Speculation Rules API enables declarative prefetching:
1<script type="speculationrules"> 2 { 3 "prefetch": [ 4 { 5 "source": "document", 6 "where": { "href_matches": "/docs/*" }, 7 "eagerness": "moderate" 8 } 9 ] 10 } 11</script>Custom hover prefetching prefetches and caches pages when users hover over links.
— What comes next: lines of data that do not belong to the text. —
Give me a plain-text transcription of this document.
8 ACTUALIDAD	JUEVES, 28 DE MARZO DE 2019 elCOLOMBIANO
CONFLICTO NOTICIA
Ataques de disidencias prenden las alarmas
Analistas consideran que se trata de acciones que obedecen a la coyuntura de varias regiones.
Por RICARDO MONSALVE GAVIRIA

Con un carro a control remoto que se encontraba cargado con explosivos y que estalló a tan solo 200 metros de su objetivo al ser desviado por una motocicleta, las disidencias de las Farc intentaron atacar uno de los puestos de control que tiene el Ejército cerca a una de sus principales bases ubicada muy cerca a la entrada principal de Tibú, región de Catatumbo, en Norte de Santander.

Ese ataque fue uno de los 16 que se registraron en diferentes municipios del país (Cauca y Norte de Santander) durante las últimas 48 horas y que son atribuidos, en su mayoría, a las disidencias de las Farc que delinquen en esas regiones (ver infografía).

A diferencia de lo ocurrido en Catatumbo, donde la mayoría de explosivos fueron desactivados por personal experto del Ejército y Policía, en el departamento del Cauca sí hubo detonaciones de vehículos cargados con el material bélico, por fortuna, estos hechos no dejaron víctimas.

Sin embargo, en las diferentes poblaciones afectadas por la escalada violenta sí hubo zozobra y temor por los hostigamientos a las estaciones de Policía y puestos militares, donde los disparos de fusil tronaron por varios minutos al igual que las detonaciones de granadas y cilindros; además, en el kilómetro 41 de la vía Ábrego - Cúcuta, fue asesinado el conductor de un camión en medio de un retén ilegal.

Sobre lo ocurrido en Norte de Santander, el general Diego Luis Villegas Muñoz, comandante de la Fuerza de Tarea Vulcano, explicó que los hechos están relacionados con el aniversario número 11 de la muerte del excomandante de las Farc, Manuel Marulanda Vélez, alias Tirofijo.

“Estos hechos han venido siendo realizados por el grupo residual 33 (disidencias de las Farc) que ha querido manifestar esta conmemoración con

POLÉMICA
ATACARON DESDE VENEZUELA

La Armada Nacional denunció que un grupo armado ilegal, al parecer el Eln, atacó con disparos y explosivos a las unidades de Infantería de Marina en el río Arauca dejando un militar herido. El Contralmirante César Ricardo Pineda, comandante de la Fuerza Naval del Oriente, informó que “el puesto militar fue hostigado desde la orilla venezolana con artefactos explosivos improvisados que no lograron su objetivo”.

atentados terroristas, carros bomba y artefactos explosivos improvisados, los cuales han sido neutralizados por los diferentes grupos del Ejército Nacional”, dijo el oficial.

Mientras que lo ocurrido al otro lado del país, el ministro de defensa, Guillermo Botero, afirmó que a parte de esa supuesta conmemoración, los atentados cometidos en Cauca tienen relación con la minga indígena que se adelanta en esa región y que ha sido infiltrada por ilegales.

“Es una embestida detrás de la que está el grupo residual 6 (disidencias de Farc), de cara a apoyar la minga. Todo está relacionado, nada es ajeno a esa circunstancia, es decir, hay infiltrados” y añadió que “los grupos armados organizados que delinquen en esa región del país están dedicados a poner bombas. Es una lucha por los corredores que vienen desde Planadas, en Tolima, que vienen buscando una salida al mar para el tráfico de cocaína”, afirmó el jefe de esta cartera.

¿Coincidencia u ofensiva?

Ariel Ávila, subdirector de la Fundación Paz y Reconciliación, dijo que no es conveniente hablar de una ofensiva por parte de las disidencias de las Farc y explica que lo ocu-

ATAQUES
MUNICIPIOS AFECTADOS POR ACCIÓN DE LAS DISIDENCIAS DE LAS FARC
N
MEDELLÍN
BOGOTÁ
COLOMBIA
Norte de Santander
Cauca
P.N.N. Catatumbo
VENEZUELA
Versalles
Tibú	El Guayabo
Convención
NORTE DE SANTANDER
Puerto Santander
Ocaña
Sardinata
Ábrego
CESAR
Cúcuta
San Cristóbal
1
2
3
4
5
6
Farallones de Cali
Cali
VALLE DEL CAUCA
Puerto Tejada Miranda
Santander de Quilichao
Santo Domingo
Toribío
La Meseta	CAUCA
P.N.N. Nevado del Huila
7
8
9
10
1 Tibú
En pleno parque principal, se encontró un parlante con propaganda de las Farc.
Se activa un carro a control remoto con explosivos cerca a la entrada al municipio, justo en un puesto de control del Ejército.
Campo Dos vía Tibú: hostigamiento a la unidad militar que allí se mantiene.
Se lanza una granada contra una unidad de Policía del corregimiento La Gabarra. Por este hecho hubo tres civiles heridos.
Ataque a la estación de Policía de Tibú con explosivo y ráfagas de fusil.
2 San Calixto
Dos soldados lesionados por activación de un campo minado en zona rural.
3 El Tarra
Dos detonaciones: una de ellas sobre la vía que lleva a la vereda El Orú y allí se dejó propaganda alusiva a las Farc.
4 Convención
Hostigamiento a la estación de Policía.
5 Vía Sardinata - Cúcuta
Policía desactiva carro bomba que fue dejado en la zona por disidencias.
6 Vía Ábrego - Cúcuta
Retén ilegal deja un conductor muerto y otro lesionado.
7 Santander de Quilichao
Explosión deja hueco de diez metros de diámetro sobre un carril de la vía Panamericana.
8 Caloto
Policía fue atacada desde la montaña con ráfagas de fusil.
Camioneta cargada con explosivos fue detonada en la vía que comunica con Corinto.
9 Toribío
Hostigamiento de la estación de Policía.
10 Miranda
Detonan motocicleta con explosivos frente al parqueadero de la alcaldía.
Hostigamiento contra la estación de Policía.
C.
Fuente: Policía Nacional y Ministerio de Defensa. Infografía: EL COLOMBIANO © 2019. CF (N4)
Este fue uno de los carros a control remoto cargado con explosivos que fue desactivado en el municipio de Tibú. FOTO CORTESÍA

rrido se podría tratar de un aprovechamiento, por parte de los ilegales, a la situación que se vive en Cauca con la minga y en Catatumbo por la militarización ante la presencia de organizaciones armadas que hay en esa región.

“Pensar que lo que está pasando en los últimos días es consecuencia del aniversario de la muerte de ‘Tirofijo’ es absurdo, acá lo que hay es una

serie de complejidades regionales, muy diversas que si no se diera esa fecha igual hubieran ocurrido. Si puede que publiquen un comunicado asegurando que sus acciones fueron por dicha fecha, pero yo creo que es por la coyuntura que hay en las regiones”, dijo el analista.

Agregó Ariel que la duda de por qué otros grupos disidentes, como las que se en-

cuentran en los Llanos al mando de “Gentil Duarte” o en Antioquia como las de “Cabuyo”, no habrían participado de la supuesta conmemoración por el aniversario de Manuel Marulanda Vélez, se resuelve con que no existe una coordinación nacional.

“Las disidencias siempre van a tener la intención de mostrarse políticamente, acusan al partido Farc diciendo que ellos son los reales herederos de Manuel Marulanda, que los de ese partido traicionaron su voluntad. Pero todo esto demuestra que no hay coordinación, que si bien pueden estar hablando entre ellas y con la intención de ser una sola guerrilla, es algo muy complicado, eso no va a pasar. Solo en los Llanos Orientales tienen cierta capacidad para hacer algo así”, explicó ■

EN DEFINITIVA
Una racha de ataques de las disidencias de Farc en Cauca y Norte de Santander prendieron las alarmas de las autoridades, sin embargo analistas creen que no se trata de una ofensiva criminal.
If they move the mouse away before a timeout window the prefetch cancels, avoiding wasteful prefetches.
Combined with Service Worker injection and standard background prefetching, navigation typically resolves from memory in ~5-10ms.
The complete system flow
Complete Navigation and Caching Flow
┌─────────────────────────────────────────────────────────────────┐
│ CACHE POPULATION (How pages get into cache) │
├─────────────────────────────────────────────────────────────────┤
│ • Speculation Rules: /docs/\* prefetch │
│ • Custom prefetch: All links after hover │
│ • Background prefetching for high-priority pages │
└─────────────────────────────────────────────────────────────────┘
Navigation Event
│
├──┬─► Back/Forward Button
│ └─► bfcache: Instant full page restore ✓
│
└──┬─► Regular Click
│
├─► Tier 0: Memory Map (JS) ───────────────► ~0ms
│ 25 pages, session-only, 60% hit rate
│ └─► HIT: DOM swap ✓ │ MISS ↓
│
├─► Tier 1: Service Worker Cache ──────────► ~10ms
│ 200+ pages, persistent, 90% hit rate
│ └─► HIT: CSS Streaming Injection
│ ┌────────────────────────────────────────┐
│ │ 1. Fetch HTML (10.5KB, no CSS or JS) │
│ │ 2. Pipe through TextDecoderStream │
│ │ 3. TransformStream: │
│ │ • Find header tag │
│ │ • Inject CSS and JS │
│ │ 4. Pipe through TextEncoderStream │
│ │ 5. Browser receives fully styled doc │
│ └────────────────────────────────────────┘
│ Return (10ms, 0ms FOUC) ✓ │ MISS ↓
│
├─► Tier 2: Browser HTTP Cache ──────────────► ~10ms
│ ~100MB, Cache-Control headers, 95% hit rate
│ └─► HIT ✓ │ MISS ↓
│
├─► Tier 3: CloudFront Edge ─────────────────► ~12ms
│ Unlimited storage, 24hr TTL, 99.9% hit rate
│ └─► HIT: Brotli level 5 compressed ✓ │ MISS ↓
│
└─► Tier 4: S3 Origin ───────────────────────► ~118ms
Permanent storage, 0.1% hit rate
Effective latency: First visit ~12ms | After 3 pages ~2ms averageLow cost experiments: llms.txt
No major LLM provider officially supports llms.txt yet, but there are signals that we may be headed toward adoption of the standard. Anthropic maintains comprehensive files for their documentation. The implementation cost is trivial, so it makes sense to include. We also added a “Copy for LLMs” button on documentation pages for direct markdown access.